The person who usually does this training is a lovely person, an older man who has been a swim official at every level up to national championships for many years. He’s not the trainer tonight, though. I hope he’s OK. I can hear his voice in my head as I look at the PowerPoint slides, the same ones that have accompanied this training for at least the last 13 years and probably longer. Many bullet points with many numbered and lettered sub-bullets. Each slide has at least four levels of bullets. 

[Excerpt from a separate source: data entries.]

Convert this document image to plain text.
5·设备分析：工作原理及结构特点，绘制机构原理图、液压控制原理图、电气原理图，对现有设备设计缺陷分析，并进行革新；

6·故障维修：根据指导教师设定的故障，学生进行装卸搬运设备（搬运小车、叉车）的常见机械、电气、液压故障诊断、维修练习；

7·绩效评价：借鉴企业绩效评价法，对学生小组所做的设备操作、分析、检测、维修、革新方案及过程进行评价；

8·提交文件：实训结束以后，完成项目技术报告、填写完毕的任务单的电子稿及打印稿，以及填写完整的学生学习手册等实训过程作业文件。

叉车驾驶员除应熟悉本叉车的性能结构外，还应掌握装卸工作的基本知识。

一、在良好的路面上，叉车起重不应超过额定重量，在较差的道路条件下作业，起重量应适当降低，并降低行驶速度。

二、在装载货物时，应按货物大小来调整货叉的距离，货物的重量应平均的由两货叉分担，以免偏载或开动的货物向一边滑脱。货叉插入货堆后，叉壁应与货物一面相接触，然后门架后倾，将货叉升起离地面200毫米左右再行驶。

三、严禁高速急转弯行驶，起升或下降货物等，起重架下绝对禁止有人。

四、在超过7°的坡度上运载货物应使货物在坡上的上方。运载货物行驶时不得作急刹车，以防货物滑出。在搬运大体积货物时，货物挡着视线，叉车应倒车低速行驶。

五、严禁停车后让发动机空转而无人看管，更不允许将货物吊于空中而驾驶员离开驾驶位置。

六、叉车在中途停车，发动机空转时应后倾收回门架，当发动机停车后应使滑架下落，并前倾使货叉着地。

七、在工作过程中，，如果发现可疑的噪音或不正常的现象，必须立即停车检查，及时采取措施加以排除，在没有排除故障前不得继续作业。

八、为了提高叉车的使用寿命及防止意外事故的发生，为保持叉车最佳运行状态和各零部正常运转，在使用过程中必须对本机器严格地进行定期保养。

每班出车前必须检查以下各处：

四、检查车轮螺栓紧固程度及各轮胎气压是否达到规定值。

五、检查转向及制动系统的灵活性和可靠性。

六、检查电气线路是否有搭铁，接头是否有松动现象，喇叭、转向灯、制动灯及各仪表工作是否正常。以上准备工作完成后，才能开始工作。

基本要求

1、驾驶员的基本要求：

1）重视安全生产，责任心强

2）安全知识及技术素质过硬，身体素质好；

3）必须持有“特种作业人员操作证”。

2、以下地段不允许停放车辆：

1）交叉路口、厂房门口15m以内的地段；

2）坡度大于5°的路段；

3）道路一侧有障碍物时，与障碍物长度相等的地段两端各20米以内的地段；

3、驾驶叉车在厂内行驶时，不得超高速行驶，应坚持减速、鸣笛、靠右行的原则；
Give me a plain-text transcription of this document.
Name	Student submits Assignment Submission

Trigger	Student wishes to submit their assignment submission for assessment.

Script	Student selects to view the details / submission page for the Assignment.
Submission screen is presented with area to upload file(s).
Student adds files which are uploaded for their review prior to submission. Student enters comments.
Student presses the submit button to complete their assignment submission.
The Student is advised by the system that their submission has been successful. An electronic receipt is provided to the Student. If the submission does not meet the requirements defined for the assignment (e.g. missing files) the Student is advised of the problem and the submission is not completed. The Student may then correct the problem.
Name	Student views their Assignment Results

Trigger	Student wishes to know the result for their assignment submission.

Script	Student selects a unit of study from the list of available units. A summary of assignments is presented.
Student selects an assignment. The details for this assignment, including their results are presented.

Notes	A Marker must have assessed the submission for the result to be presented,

A new development: Starters now say “Take your marks,” rather than “Take your mark.” This is because USA Swimming has adopted the practice of World Aquatics (formerly known as FINA) and the Prince-Mont Swim League follows USA Swimming’s lead. Now you know. 

*****

Every third word in this slide deck is enclosed in quotation marks. Quotation marks for emphasis are among my least favorite things. 

*****
My camera is on because they’re making us keep our cameras on. We also have to respond to poll questions that will appear at intervals throughout the training, just to keep us honest. It’s insulting, really. You’d think that they’d trust us to pay attention and not to sit here and write blog posts and text our friends who are also in the class and who are texting back. Insulting. 

*****
We’re running 23 minutes late at the halfway mark. 

*****
The thing is that you have so many other straight up legitimate typographic options for emphasizing text - italics, bold, underlining, even color - so why resort to the absolutely wrong and illegitimate use of punctuation for emphasis?

*****
I’m not the only one whose attention is wandering. One attendee is cleaning her kitchen. Several others are typing away and I will assume that they, like me, are not taking notes on the class material. Meanwhile, it is 9:08 PM. The call was supposed to end at 9. When you send a meeting invite for 7-9, you are absolutely obligated to end the meeting at 9. Maybe 9:05.

*****
The whole point of this thing, after all, is to teach people to enforce the basic rules of human decency and civilization. You enter the pool feet first during warmups. You touch the wall with two hands, simultaneously, at the turn and finish in butterfly and breaststroke. You don't misuse quotation marks. And you don't keep people on a Godforsaken Zoom call for more than five minutes past the appointed time. My God. 

*****
At least two of the more than 40 people on this call are actually lying down. Still on camera, pillows propped behind their heads - they are done and they don't care who knows it. Respect. 

*****
The class finally ended at 9 gosh darn 45 PM and not one second too soon. Let's just say that I was less than engaged at that point. I was texting with a friend who was threatening to drop some inappropriate comments into the chat just to shake things up and I offered her cold hard cash money to do it. She could have made bank, I tell you what. We're talking about one percent money. 

It's Friday now and I'm at a swim meet doing absolutely nothing official. I'm going to watch swimming and then I'm going to go home. Somebody else is going to have to wield the clipboard tonight.